Play about Scott Joplin is electrifying

Robert Barry Fleming as Scott Joplin
Robert Barry Fleming as Scott Joplin

By Eric George Tauber

Eric George Tauber
Eric George Tauber

SAN DIEGO — Anyone who has taken piano lessons for any length of time has put his hands to Scott Joplin’s “The Entertainer”.  It takes hours of dedicated practice to master. But once you get the feel of it, it’s a lot of fun to play.

Spawned in the honky tonks of St Louis, ragtime is a blend of European marches and African syncopations that sets your toes tapping.  Like all innovations, some found it threatening.  Leo Oehlmer in The Musical Observer opined that “A person inoculated with the ragtime-fever is like one addicted to strong drink!” (1914).  Harold Hill in “The Music Man” calls ragtime the “shameless music” of “libertine men and scarlet women.”  Yet ragtime has come to epitomize the era of silent movies and the bright-eyed hopefuls of Vaudeville in early 20th century America.

These intoxicating syncopated rhythms chose Robert Barry Fleming to give them a new life, which he does through Mo’olelo Performing Arts Company, under the direction of George Ye, at the 10th Ave. Center for the Arts through Oct. 12.

More than a biography play, Scott Joplin’s New Rag is “a contemporary meditation on Joplin’s historical legacy. … Spoken word, hip hop and live ragtime music propel this theatrcal exploration into the mind and music of this genius who lived during a Gilded Age which only glittered for some.”  (Press Release)   A gifted and animated storyteller, Fleming embodies Joplin and other characters that come in and out of his life.  Classically trained, Fleming speaks with beautiful clarity, adding his own poetry slam style rhyming couplets and rave dance moves. The effect of going back and forth between two centuries was a bit jarring, yet adds an electricity that crackles.

The King of Ragtime, Scott Joplin was a flawed man who fell and flew. He was born in Post-Reconstruction Texas. In spite of emancipation, “colored” people were expected to “know their place”.  Reprimands were sharp and swift if they did not.  His piano teacher, Julius Weiss, was no stranger to race hatred himself. As a German Jew, he was often slapped and called a “Christ-killer.”

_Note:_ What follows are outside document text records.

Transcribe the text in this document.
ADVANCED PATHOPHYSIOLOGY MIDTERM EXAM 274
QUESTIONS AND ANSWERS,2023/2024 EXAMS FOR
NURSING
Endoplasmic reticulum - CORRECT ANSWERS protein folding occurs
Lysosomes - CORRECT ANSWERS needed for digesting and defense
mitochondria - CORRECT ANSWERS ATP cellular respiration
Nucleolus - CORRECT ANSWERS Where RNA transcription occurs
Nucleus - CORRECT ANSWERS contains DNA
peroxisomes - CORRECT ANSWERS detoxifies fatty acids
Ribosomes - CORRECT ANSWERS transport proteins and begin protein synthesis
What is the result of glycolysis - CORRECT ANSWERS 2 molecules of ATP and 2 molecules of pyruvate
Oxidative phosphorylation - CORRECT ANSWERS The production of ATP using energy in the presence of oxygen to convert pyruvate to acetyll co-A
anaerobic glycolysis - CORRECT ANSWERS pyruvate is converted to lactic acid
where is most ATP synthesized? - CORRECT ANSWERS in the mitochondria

Like many great artists, Joplin’s personal life was tragic with multiple marriages and children dying in infancy. His professional life was no less so. His skin color made him an easy target for swindlers and double-dealers.  He swore that the melody of “Alexander’s Rag Time Band” -Irving Berlin’s first big hit in 1911- was stolen from him.

When President Theodore Roosevelt invited the acclaimed Booker T. Washington to dine at the White House, it caused quite a stir.  Racist “dixiecrats” were aghast that a common n***r would be given such an honor.  Joplin wrote his first rag time opera, “A Guest of Honor” to commemorate the event.  …But copies were confiscated to pay his debts and then “lost”.

Like the music,  David Weiner’s set is playful and simplistic.  An upright piano sits center stage strewn with sheet music. Two other sets of piano guts are laid bare and the haunting sound of the strings is incoporated into the score.  The backdrop is a canvas of shifting images using silent movie text frames to set up the scenes.

With thanks to one generous patron, students from Patrick Henry High School were in the house helping the souls of a new generation be touched by the rhythms of a bygone era.

If you would like to set your toes tapping and let your soul be touched by a true American tragedy, come see Robert Barry Fleming in Scott Joplin’s New Rag at the 10th Ave Center for the Arts.